Like a coffee-table photographic album of old New Zealand, this digitised collection of the original versions of New Zealand statutes, from 1841 to 2007, offers a window on to the birth pangs of a new country.

It provides fascinating snapshots of settlers and "natives" learning to live together. It's at www.nzlii.org (look for NZ Acts as Enacted).

From day one, the issues have a familiar ring about them: Law and order, stray dogs, education, taxes, Maori land and representation. The law makers kicked off with the basics, setting up a system of courts and cutting the apron strings from the governor of New South Wales. Crown income was guaranteed with custom tariffs and excise duties on liquor.

Town councils were set up because "inhabitants themselves are best qualified" to govern themselves, and because "the habit of self-government in such cases hath been found to keep alive a spirit of self-reliance and a respect for the laws".

With towns, of course, came the perennial trouble of stray dogs and with it, in 1844, "an ordinance to provide a summary mode of abating the nuisance". Wandering dogs were to be impounded and if not claimed within a night and full day, "the person having custody ... shall forthwith destroy the same by hanging".

In March, 1842, came the equivalent of the current "leaky homes" crisis. To "discourage" the building of houses from "raupo, nikau, toetoe ... straw and thatch", which had a tendency to catch fire, a tax of £20 a year was imposed on existing ones, and a fine of £100 on any new ones.

A couple of months before, "for the promotion of good morals within the Colony", an incentivised system of state subsidies was introduced to promote church building and support ministers of religion. The government would match any funds raised for church building to a maximum of £1000.

To qualify, at least a third of the seats in the new church were to be marked "free seats" and "no rent shall be at any time charged". The state would also subsidise ministers stipends on a rising scale, based on the number of signed-up parishioners.

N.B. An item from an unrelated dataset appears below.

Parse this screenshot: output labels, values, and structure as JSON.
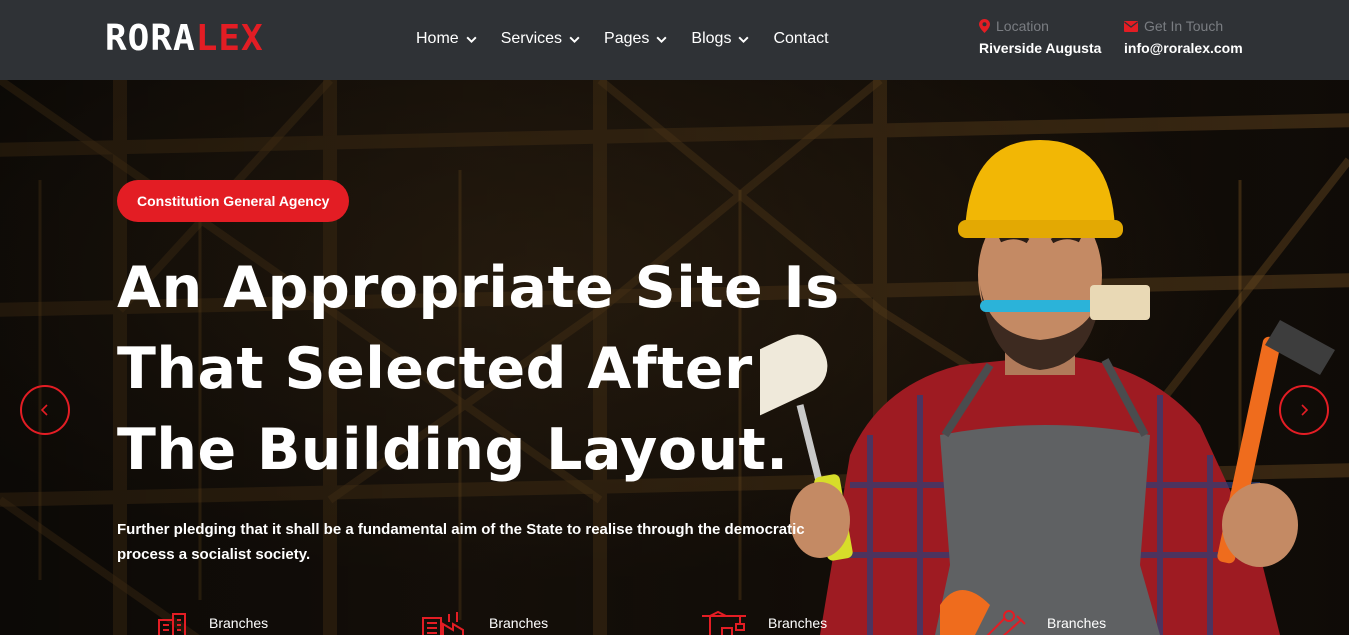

In 1847, the first Education Act committed funds that do "not exceed one-twentieth part of the estimated revenue of the Colony or province" to provide education for the country's youth.

"Religious education, industrial training and instruction in the English language shall form a necessary part of the system to be pursued therein," says the legislation, though parents "dissenting from the religious doctrines" being taught could withdraw their children from such classes.

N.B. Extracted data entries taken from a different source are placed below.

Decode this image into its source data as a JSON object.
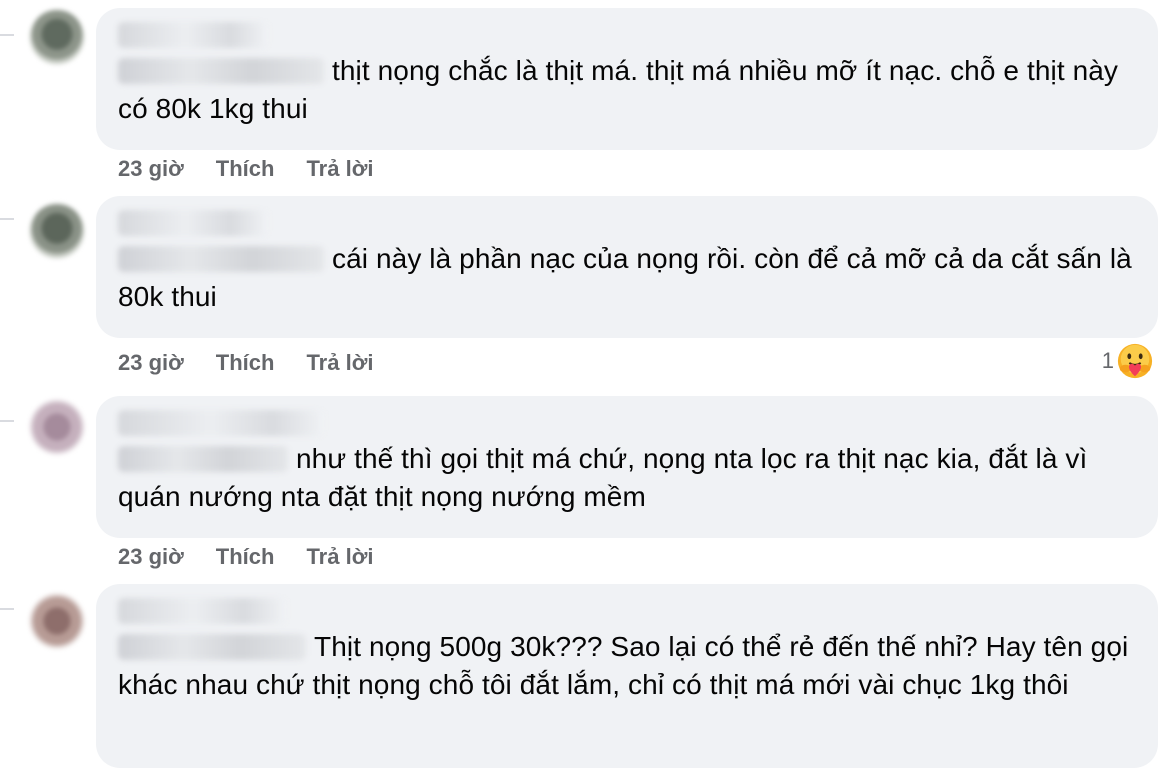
{
  "comments": [
    {
      "text": "thịt nọng chắc là thịt má. thịt má nhiều mỡ ít nạc. chỗ e thịt này có 80k 1kg thui",
      "time": "23 giờ",
      "like_label": "Thích",
      "reply_label": "Trả lời"
    },
    {
      "text": "cái này là phần nạc của nọng rồi. còn để cả mỡ cả da cắt sấn là 80k thui",
      "time": "23 giờ",
      "like_label": "Thích",
      "reply_label": "Trả lời",
      "reaction": {
        "count": "1",
        "icon": "care-reaction-icon"
      }
    },
    {
      "text": "như thế thì gọi thịt má chứ, nọng nta lọc ra thịt nạc kia, đắt là vì quán nướng nta đặt thịt nọng nướng mềm",
      "time": "23 giờ",
      "like_label": "Thích",
      "reply_label": "Trả lời"
    },
    {
      "text": "Thịt nọng 500g 30k??? Sao lại có thể rẻ đến thế nhỉ? Hay tên gọi khác nhau chứ thịt nọng chỗ tôi đắt lắm, chỉ có thịt má mới vài chục 1kg thôi"
    }
  ],
  "colors": {
    "bubble": "#f0f2f5",
    "text": "#050505",
    "meta": "#65676b"
  }
}
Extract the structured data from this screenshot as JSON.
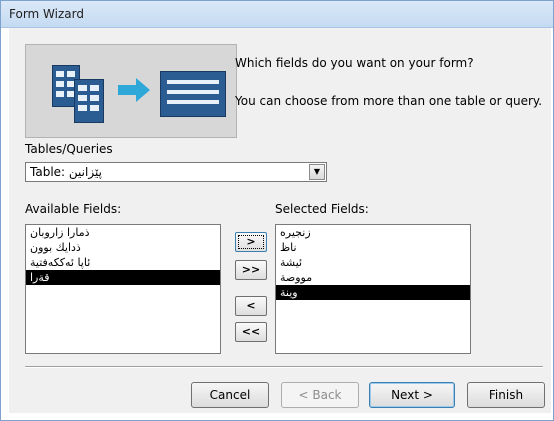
{
  "window": {
    "title": "Form Wizard"
  },
  "wizard": {
    "prompt": "Which fields do you want on your form?",
    "hint": "You can choose from more than one table or query."
  },
  "tables_queries": {
    "label": "Tables/Queries",
    "value": "Table: پێزانین"
  },
  "available_fields": {
    "label": "Available Fields:",
    "items": [
      {
        "text": "ذمارا زاروبان",
        "selected": false
      },
      {
        "text": "ذدایك بوون",
        "selected": false
      },
      {
        "text": "ئاپا ئەككەفتیة",
        "selected": false
      },
      {
        "text": "قةرا",
        "selected": true
      }
    ]
  },
  "selected_fields": {
    "label": "Selected Fields:",
    "items": [
      {
        "text": "زنجیرە",
        "selected": false
      },
      {
        "text": "ناظ",
        "selected": false
      },
      {
        "text": "ئیشة",
        "selected": false
      },
      {
        "text": "مووصة",
        "selected": false
      },
      {
        "text": "وینة",
        "selected": true
      }
    ]
  },
  "move_buttons": {
    "add_one": ">",
    "add_all": ">>",
    "remove_one": "<",
    "remove_all": "<<"
  },
  "footer": {
    "cancel": "Cancel",
    "back": "< Back",
    "next": "Next >",
    "finish": "Finish"
  },
  "colors": {
    "selection": "#000000",
    "title_bar": "#c4daf2",
    "dialog_bg": "#f0f0f0",
    "image_accent": "#2ea8d8"
  }
}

Police Minister Judith Collins and her Sensible Sentencing Trust allies will read the old laws and weep - forget their three-strikes legislation.

In 1866, anyone convicted of a second charge of being "a rogue and vagabond" was "deemed an incorrigible rogue" and subject to up to two years in gaol with hard labour. It didn't take much to become "a rogue and vagabond".

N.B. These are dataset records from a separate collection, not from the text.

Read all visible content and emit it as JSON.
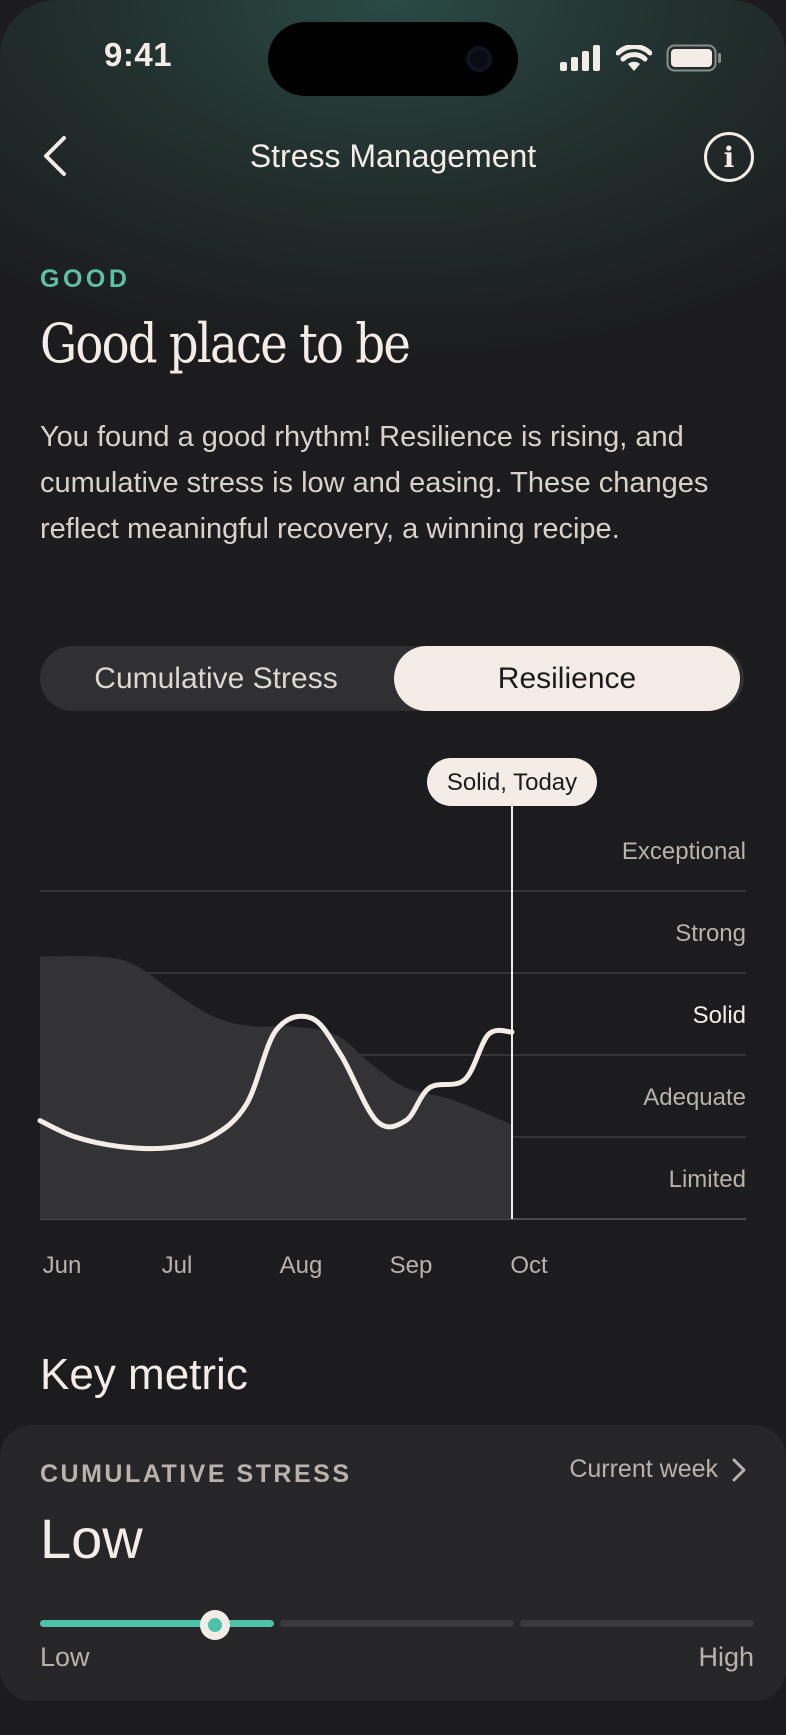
{
  "status_bar": {
    "time": "9:41"
  },
  "nav": {
    "title": "Stress Management"
  },
  "summary": {
    "label": "GOOD",
    "headline": "Good place to be",
    "description": "You found a good rhythm! Resilience is rising, and cumulative stress is low and easing. These changes reflect meaningful recovery, a winning recipe."
  },
  "toggle": {
    "options": [
      "Cumulative Stress",
      "Resilience"
    ],
    "selected": "Resilience"
  },
  "chart_data": {
    "type": "line",
    "x_ticks": [
      "Jun",
      "Jul",
      "Aug",
      "Sep",
      "Oct"
    ],
    "y_levels": [
      "Exceptional",
      "Strong",
      "Solid",
      "Adequate",
      "Limited"
    ],
    "highlighted_level": "Solid",
    "tooltip": "Solid, Today",
    "series": [
      {
        "role": "resilience-line",
        "x": [
          0,
          0.3,
          0.7,
          1.1,
          1.45,
          1.75,
          2.0,
          2.3,
          2.55,
          2.85,
          3.1,
          3.3,
          3.6,
          3.8,
          4.0
        ],
        "y": [
          1.2,
          1.0,
          0.88,
          0.87,
          1.0,
          1.4,
          2.3,
          2.45,
          2.0,
          1.2,
          1.2,
          1.6,
          1.7,
          2.25,
          2.28
        ]
      },
      {
        "role": "cumulative-stress-area",
        "x": [
          0,
          0.5,
          0.8,
          1.2,
          1.5,
          1.8,
          2.1,
          2.5,
          2.8,
          3.1,
          3.5,
          4.0
        ],
        "y": [
          3.2,
          3.2,
          3.1,
          2.7,
          2.45,
          2.35,
          2.35,
          2.25,
          1.9,
          1.6,
          1.45,
          1.15
        ]
      }
    ]
  },
  "key_metric": {
    "section_title": "Key metric",
    "label": "CUMULATIVE STRESS",
    "period": "Current week",
    "value": "Low",
    "level_fraction": 0.245,
    "scale_low": "Low",
    "scale_high": "High",
    "accent_color": "#4cc3a6"
  },
  "colors": {
    "accent": "#5fbfa5",
    "background": "#1c1c1e",
    "foreground": "#f3ece7"
  }
}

Playing "any unlawful game" on the street was enough, as was "obscenely exposing his person". So was being "found by night ... wearing felt or other slippers".

In 1863, the already harsh laws for those serving life "in penal servitude" were toughened. To enforce jail-house discipline, as well as terms of solitary confinement, prisoners could be placed in irons and receive "whippings not exceeding 50 lashes at one time".

On the "native" front, there's the 1847, £100 annuity for life to Thomas Walker Nene "for the zeal, courage and loyalty displayed by him during the rebellion in the northern part of this Colony". And in 1867, the act declaring "it is expedient for the better protection of the interests of Her Majesty's subjects of the native race that temporary provision should be made for the special representation" of Maori in parliament and the provincial councils. This temporary provision remains, more than a century on.

This new web-based database arises from a 2008 report by the Law Commission identifying the need to provide and preserve easy access to historical statutes. It's an intriguing gateway to New Zealand's past, in language which, on the whole, is remarkably free of the jargon of present-day statutes.

As for that Domain land - the Auckland and Drury Railway Act 1863 stated the land to be taken by the superintendent of the province of Auckland for the railway "shall be held by him in trust for the Public service of the said Province and shall be managed, dealt with and administered by him for the purposes of this Act". It doesn't address the situation of his successors, 150 years on, who now want to hock it off or rent the land to the highest bidder. But it does give us a clear view of why the government of the day saw fit to help themselves to this slice of public park land.